Greta Thunberg et Frans Timmermans ont chacun quelque chose dont l’autre a besoin.
Le vice-président exécutif de la Commission européenne et directeur du Green Deal a le pouvoir exécutif. Thunberg et son mouvement de jeunesse peuvent influencer l’opinion publique.
Ils ont également un objectif commun: veiller à ce que la réforme de la politique agricole commune, le gigantesque programme européen de subventions agricoles de 48 milliards d’euros par an, ne devienne pas un frein aux efforts de l’Europe pour réduire les émissions de carbone. C’est ce dont ils ont discuté lorsque Timmermans, Thunberg et d’autres jeunes militants se sont rencontrés virtuellement mercredi.
Le premier contact de la PAC avec le Green Deal le mois dernier a abouti à une victoire pour les agriculteurs européens politiquement puissants, les législateurs et les ministres de l’UE ayant dilué certaines dispositions vertes dans la proposition agricole de la Commission.
Selon l’activiste belge Anuna De Wever, 19 ans, qui était à l’appel, Timmermans leur a dit qu’il était “aussi déçu que nous” de ce qui est arrivé à la PAC.
Après l’appel, Timmermans tweeté qu’ils avaient convenu que les réformes agricoles étaient d’une “importance cruciale” pour les objectifs climatiques de l’Europe.
Ce que Thunberg apporte à la table, c’est le soutien à ce que le commissaire néerlandais a menacé de faire: retirer le bouchon de tout l’effort de réforme de la PAC et recommencer. Lorsqu’il a fait cet avertissement, il a été giflé par son patron, la présidente de la Commission, Ursula von der Leyen. Maintenant, il a Thunberg dans son coin. Elle a déclaré que l’option nucléaire consistant à arracher la PAC était “la seule chose responsable à faire”.
Thunberg a déjà stimulé Timmermans sur les médias sociaux et elle a déclaré que le mouvement maintiendrait la pression.
Il est clair que Timmermans a besoin de renforts pour faire face au lobby agricole. Malgré toute la puissance de son bureau, il n’a pas pu commander le terrain lors des premières grandes escarmouches législatives du Green Deal le mois dernier.

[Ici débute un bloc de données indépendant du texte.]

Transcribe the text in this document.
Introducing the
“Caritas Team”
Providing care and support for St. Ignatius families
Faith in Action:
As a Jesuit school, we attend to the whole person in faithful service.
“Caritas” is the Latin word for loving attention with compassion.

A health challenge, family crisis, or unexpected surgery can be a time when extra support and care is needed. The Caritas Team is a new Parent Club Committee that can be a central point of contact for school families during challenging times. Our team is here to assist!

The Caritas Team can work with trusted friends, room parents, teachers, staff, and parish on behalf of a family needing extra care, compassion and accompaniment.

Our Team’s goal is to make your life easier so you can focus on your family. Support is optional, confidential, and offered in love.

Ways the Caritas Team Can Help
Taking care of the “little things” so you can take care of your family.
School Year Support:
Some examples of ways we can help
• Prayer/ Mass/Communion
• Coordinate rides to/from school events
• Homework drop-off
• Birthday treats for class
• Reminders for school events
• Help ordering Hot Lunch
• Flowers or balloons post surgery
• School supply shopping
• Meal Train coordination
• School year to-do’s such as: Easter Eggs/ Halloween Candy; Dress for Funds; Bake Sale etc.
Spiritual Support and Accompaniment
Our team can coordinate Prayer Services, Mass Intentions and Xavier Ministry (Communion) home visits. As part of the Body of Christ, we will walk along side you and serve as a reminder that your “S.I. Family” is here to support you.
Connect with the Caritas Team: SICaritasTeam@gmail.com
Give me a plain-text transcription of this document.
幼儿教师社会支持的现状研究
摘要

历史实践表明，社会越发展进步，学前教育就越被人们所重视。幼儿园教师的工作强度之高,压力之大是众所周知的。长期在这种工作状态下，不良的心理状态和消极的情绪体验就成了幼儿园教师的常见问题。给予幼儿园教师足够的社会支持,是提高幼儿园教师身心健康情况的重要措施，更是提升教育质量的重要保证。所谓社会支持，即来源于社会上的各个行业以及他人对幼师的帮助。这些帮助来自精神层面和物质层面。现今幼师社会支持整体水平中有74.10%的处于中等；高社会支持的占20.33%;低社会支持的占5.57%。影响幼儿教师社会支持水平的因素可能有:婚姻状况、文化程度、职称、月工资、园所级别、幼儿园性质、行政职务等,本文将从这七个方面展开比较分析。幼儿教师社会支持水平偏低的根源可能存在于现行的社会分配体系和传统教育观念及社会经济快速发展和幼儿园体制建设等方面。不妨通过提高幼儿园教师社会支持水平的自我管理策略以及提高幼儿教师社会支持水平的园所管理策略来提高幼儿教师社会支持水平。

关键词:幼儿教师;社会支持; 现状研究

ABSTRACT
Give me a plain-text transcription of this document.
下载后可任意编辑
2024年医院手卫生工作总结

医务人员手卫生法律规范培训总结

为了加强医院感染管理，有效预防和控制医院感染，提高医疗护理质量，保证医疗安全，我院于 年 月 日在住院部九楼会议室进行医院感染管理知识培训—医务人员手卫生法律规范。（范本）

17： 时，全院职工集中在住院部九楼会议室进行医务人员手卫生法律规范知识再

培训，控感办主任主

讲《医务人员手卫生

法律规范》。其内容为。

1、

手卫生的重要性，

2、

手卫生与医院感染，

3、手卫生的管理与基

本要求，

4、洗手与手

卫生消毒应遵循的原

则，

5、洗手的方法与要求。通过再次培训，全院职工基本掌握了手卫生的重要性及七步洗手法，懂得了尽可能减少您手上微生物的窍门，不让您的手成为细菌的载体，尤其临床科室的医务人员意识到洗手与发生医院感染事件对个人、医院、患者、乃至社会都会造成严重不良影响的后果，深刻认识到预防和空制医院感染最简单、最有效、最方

C’était «une victoire à court terme pour les intérêts agricoles plus conservateurs de certains États membres», selon un nouveau rapport préparé pour la commission de l’agriculture du Parlement européen.
À court terme ou pas, les récentes défaites ont été un obstacle majeur pour l’objectif de Timmermans de faire passer toutes les politiques de l’UE en vert. Il a besoin d’aide pour remplacer la proposition de la PAC par une version plus respectueuse du climat.
Selon la militante belge Adélaïde Charlier, 19 ans, Timmermans leur a dit qu’il souhaitait qu’il y ait un “plus grand débat public” sur la PAC.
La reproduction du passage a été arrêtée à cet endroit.